T3 Financial Crime Unit Expands with Binance After Seizing $250M in Illicit Crypto

The T3 Financial Crime Unit (T3 FCU) — a joint initiative by Tron, Tether, and TRM Labs — has frozen over $250 million in illicit cryptocurrency assets since launching in September 2024, more than doubling its total from the first six months of operations. The group announced a major expansion with the launch of its T3+ program, bringing Binance on board as its first exchange partner.

Designed as a public-private partnership, the T3 FCU works with law enforcement agencies worldwide to trace and disrupt blockchain-based crimes, including money laundering, investment fraud, blackmail, and terrorism financing.

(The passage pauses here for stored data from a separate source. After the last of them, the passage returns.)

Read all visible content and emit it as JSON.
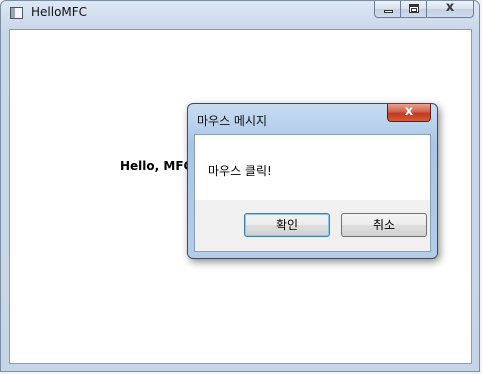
{
  "window": {
    "title": "HelloMFC",
    "icon": "app-window-icon",
    "buttons": {
      "minimize": "minimize-icon",
      "maximize": "maximize-icon",
      "close": "close-icon"
    }
  },
  "client": {
    "text": "Hello, MFC"
  },
  "dialog": {
    "title": "마우스 메시지",
    "message": "마우스 클릭!",
    "close_glyph": "x",
    "ok_label": "확인",
    "cancel_label": "취소"
  },
  "colors": {
    "dialog_close": "#c8412a",
    "frame": "#c9d7ea",
    "default_button_border": "#3c7fb1"
  }
}
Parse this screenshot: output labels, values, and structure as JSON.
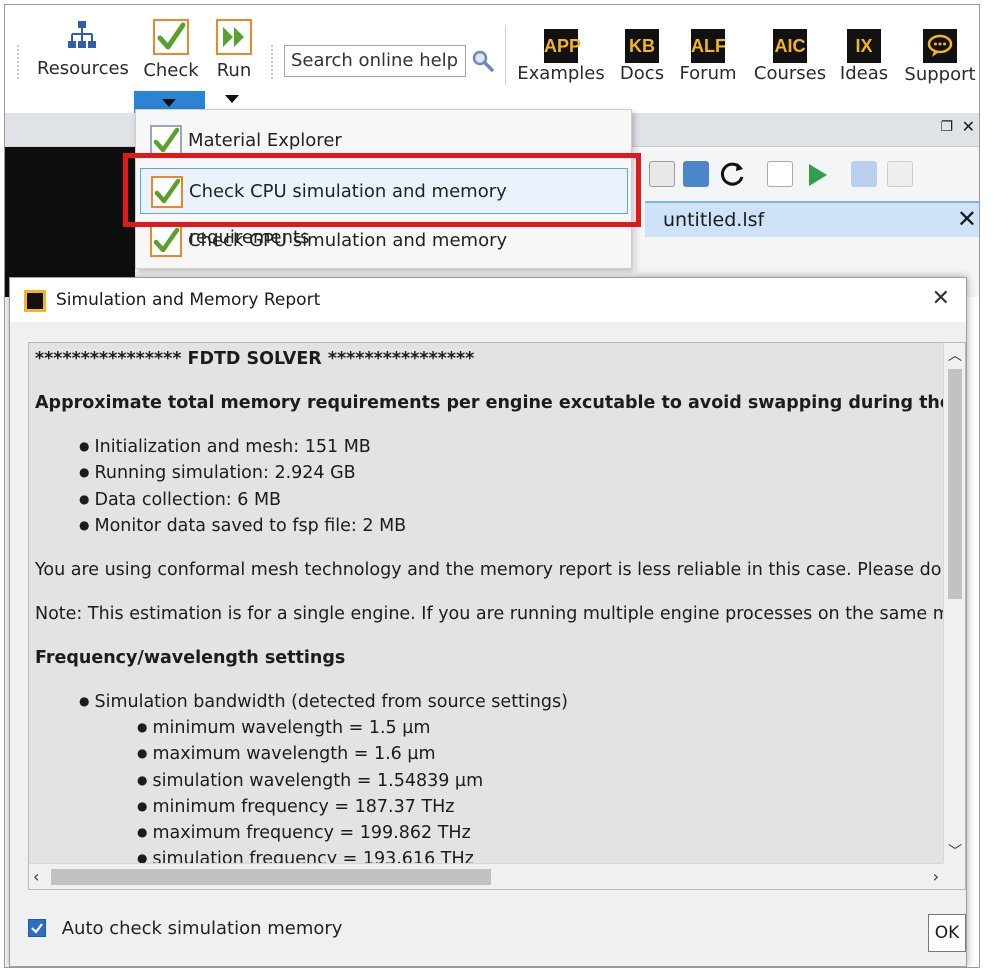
{
  "ribbon": {
    "resources_label": "Resources",
    "check_label": "Check",
    "run_label": "Run",
    "search_placeholder": "Search online help",
    "links": [
      {
        "badge": "APP",
        "label": "Examples"
      },
      {
        "badge": "KB",
        "label": "Docs"
      },
      {
        "badge": "ALF",
        "label": "Forum"
      },
      {
        "badge": "AIC",
        "label": "Courses"
      },
      {
        "badge": "IX",
        "label": "Ideas"
      },
      {
        "badge": "",
        "label": "Support"
      }
    ]
  },
  "background": {
    "script_tab": "untitled.lsf"
  },
  "check_menu": {
    "items": [
      {
        "label": "Material Explorer"
      },
      {
        "label": "Check CPU simulation and memory requirements"
      },
      {
        "label": "Check GPU simulation and memory requirements"
      }
    ]
  },
  "dialog": {
    "title": "Simulation and Memory Report",
    "report": {
      "header": "**************** FDTD SOLVER ****************",
      "memory_heading": "Approximate total memory requirements per engine excutable to avoid swapping during the simulati",
      "memory_items": [
        "Initialization and mesh: 151 MB",
        "Running simulation: 2.924 GB",
        "Data collection: 6 MB",
        "Monitor data saved to fsp file: 2 MB"
      ],
      "conformal_note": "You are using conformal mesh technology and the memory report is less reliable in this case. Please do som",
      "engine_note": "Note: This estimation is for a single engine. If you are running multiple engine processes on the same mach",
      "freq_heading": "Frequency/wavelength settings",
      "bandwidth_item": "Simulation bandwidth (detected from source settings)",
      "bandwidth_subitems": [
        "minimum wavelength = 1.5 µm",
        "maximum wavelength = 1.6 µm",
        "simulation wavelength = 1.54839 µm",
        "minimum frequency = 187.37 THz",
        "maximum frequency = 199.862 THz",
        "simulation frequency = 193.616 THz"
      ]
    },
    "auto_check_label": "Auto check simulation memory",
    "auto_check_checked": true,
    "ok_label": "OK"
  },
  "colors": {
    "accent_orange": "#e9892e",
    "check_green": "#5aa02c",
    "highlight_red": "#e0191d",
    "selection_blue": "#2b83d4"
  }
}
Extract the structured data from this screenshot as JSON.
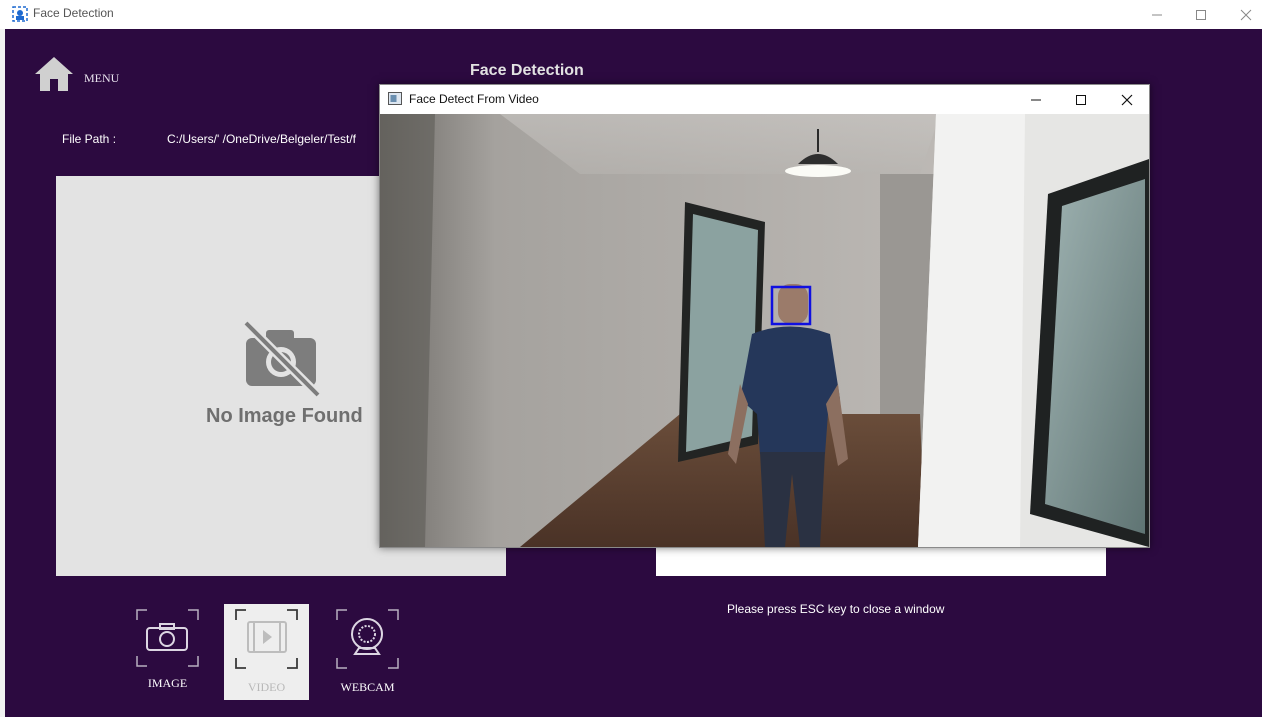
{
  "app": {
    "title": "Face Detection",
    "icon": "face-detection-app-icon"
  },
  "window_controls": {
    "minimize": "minimize-icon",
    "maximize": "maximize-icon",
    "close": "close-icon"
  },
  "header": {
    "menu_label": "MENU",
    "menu_icon": "home-icon",
    "page_title": "Face Detection"
  },
  "file_path": {
    "label": "File Path :",
    "value": "C:/Users/'       /OneDrive/Belgeler/Test/f"
  },
  "image_panel": {
    "placeholder_text": "No Image Found",
    "placeholder_icon": "no-camera-icon"
  },
  "modes": [
    {
      "label": "IMAGE",
      "icon": "camera-icon",
      "selected": false
    },
    {
      "label": "VIDEO",
      "icon": "video-film-icon",
      "selected": true
    },
    {
      "label": "WEBCAM",
      "icon": "webcam-icon",
      "selected": false
    }
  ],
  "hint": "Please press ESC key to close a window",
  "video_window": {
    "title": "Face Detect From Video",
    "icon": "video-window-icon",
    "face_box_color": "#1010e0"
  },
  "colors": {
    "background": "#2c0a40",
    "panel": "#e3e3e3",
    "selected_mode": "#eeeeee"
  }
}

T3+ Program Expands Global Collaboration

The new T3+ program will enlist exchanges, financial institutions, and industry stakeholders to share intelligence and respond to threats in real time. Tron founder Justin Sun said the move aims to “expand the scope of collaboration across the blockchain industry to better address illicit activity in real time.”

Crypto Hacks Are Getting Faster — and Harder to Stop

The expansion comes amid a surge in fast-moving, highly sophisticated hacks. A report by Swiss blockchain analytics firm Global Ledger revealed that over $3 billion in crypto was stolen in the first half of 2025.

Key findings include:

  • Some hacks completed laundering in under 3 minutes.

  • Over 30% of laundering took place within 24 hours.

  • Average time to move stolen funds: 15 hours.

  • In 23% of cases, crypto was fully laundered before the breach was even disclosed.

  • Recovery rate in H1 2025: just 4.2%.

Roughly 15% of illicit crypto passed through centralized exchanges, where compliance teams often have just 10–15 minutes to intercept suspicious transactions before funds vanish.

Many attacks have been attributed to state-sponsored hacking groups and international cybercrime syndicates, complicating recovery efforts. One recent incident allegedly exposed the tactics of a North Korean cyber-espionage unit targeting global crypto platforms.

The Debate Over Freezing Funds

While T3 FCU’s results have been praised, the involvement of stablecoin issuers and centralized exchanges in freezing assets has sparked debate. Critics argue it undermines decentralization and user sovereignty, while supporters see it as a necessary tool to combat crime.

In July, Tether froze nearly $86,000 in stolen USDt, reigniting the discussion. CEO Paolo Ardoino defended the practice, saying, “Bad actors have nowhere to hide on the blockchain… it’s only through collective effort that we can build a safer, more trusted environment for users worldwide.”